En la otra ala del Palacio nos encontramos con un espacio dedicado a la muestra Autoretrautos, realizada por Paulino en 1984 en la Galería SUR, mítico espacio donde se desarrolló gran parte de la neovanguardia chilena durante la dictadura. En esta exposición, la fotógrafa construyó su propia tribu, donde confluían los artistas e intelectuales del más amplio espectro político y social. Críticos, artistas, poetas, escritores y periodistas compartían espacio en el álbum de la fotógrafa, que desarrolló un sistema de diálogo con cada uno de sus retratados, en el que los invitaba a intervenir su respectiva fotografía. Ella se encargaba de citar a cada personaje para fotografiarlo, y una vez que el retrato estaba hecho, les decía: “Píntelo, recórtelo, fotocópielo, rómpalo, haga con él lo que quiera”. Luego, ese resultado fue expuesto en orden alfabético, rompiendo así parte de las microtribus que existían en el campo cultural chileno. Personas que se odiaban a muerte podían terminar una al lado de la otra en imágenes donde, mediante las intervenciones, solían aparecer más lúdicos que en sus respectivos roles como intelectuales “serios”. El objetivo de Paulino era reunir, concentrar a personas que probablemente ella consideraba afines o iguales, distintos a quienes detentaban el poder. Desde el presente quizás se podría cuestionar su impulso unificador, ya que hoy somos más sectarios y tribalistas que nunca, cuestión que se ve reflejada en un escenario político cada vez más atomizado.
Jösch logró dar a conocer el doble carácter del trabajo de Paulino: el público, fuertemente arraigado en la memoria política chilena, y el privado, el de los amigos y cercanos, ese que revela más de quien toma la foto que del retratado. El afuera y el adentro es un binarismo fundamental en la constitución de cualquier sujeto, lo que aquí aparece muy bien balanceado, pues ninguno de esos aspectos está sobrerrepresentado.
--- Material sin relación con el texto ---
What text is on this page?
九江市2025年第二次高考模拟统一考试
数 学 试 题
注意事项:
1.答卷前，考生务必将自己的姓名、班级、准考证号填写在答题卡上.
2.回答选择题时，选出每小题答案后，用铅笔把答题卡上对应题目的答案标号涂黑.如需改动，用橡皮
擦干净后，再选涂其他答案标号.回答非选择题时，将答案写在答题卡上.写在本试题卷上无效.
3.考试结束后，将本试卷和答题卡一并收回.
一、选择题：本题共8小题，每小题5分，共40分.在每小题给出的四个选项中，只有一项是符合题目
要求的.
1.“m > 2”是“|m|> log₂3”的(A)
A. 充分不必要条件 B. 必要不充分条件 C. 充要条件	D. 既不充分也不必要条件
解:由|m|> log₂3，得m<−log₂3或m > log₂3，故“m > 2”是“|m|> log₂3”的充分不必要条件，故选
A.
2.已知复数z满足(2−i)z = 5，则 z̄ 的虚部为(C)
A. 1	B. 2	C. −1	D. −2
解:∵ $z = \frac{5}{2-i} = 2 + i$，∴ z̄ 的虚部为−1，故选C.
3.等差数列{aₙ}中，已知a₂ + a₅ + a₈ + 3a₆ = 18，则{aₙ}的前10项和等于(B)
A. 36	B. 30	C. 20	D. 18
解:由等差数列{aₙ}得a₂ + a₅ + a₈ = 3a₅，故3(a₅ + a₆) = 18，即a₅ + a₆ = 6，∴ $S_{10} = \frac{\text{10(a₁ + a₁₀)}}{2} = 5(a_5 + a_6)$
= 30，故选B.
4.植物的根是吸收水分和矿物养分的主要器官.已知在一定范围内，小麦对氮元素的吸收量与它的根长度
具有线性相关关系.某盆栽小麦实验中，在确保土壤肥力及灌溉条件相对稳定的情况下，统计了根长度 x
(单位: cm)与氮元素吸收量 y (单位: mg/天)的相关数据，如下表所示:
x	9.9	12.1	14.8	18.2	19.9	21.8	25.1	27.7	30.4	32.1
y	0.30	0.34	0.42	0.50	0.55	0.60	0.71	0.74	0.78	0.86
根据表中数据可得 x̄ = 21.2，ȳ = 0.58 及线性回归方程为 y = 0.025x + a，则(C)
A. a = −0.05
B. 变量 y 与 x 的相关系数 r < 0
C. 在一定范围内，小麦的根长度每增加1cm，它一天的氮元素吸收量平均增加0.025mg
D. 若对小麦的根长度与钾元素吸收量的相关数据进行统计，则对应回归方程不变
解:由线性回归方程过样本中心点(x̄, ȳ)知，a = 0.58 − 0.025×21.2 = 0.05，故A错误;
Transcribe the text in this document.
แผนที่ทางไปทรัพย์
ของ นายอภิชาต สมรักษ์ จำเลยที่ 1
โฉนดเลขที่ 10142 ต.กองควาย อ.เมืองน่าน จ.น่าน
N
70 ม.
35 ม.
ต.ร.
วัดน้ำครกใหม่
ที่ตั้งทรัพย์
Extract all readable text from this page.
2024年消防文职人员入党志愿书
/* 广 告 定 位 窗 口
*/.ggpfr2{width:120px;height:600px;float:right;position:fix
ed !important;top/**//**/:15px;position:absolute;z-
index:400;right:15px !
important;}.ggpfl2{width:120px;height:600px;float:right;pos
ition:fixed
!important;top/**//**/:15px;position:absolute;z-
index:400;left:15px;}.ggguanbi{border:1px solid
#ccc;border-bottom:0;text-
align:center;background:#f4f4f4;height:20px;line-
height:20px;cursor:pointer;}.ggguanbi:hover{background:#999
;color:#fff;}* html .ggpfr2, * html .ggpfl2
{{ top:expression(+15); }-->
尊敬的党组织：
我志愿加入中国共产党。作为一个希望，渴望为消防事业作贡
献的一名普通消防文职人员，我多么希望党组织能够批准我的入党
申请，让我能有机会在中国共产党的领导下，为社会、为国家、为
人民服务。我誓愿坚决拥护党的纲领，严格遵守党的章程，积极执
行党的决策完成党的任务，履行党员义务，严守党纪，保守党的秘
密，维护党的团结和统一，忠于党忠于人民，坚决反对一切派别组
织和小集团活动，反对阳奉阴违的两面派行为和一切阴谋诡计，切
Quien ingresa primero a la sala “periodística” puede salir muy afectado por lo que se exhibe, para luego ingresar al mundo íntimo de Paulino y sentirse en calma y reconfortado. Ese corte tan radical (que podríamos también cuestionar, por su interpretación en apariencia maniquea) es crucial a la hora de dar cuenta de la complejidad y amplitud del trabajo de la fotógrafa. En una época dominada por la desconfianza absoluta en las imágenes, en que circulan noticias falsas y contenido creado con inteligencia artificial, una muestra como esta nos recuerda que el compromiso con la verdad es el único camino para quienes trabajan con los hechos y la opinión pública.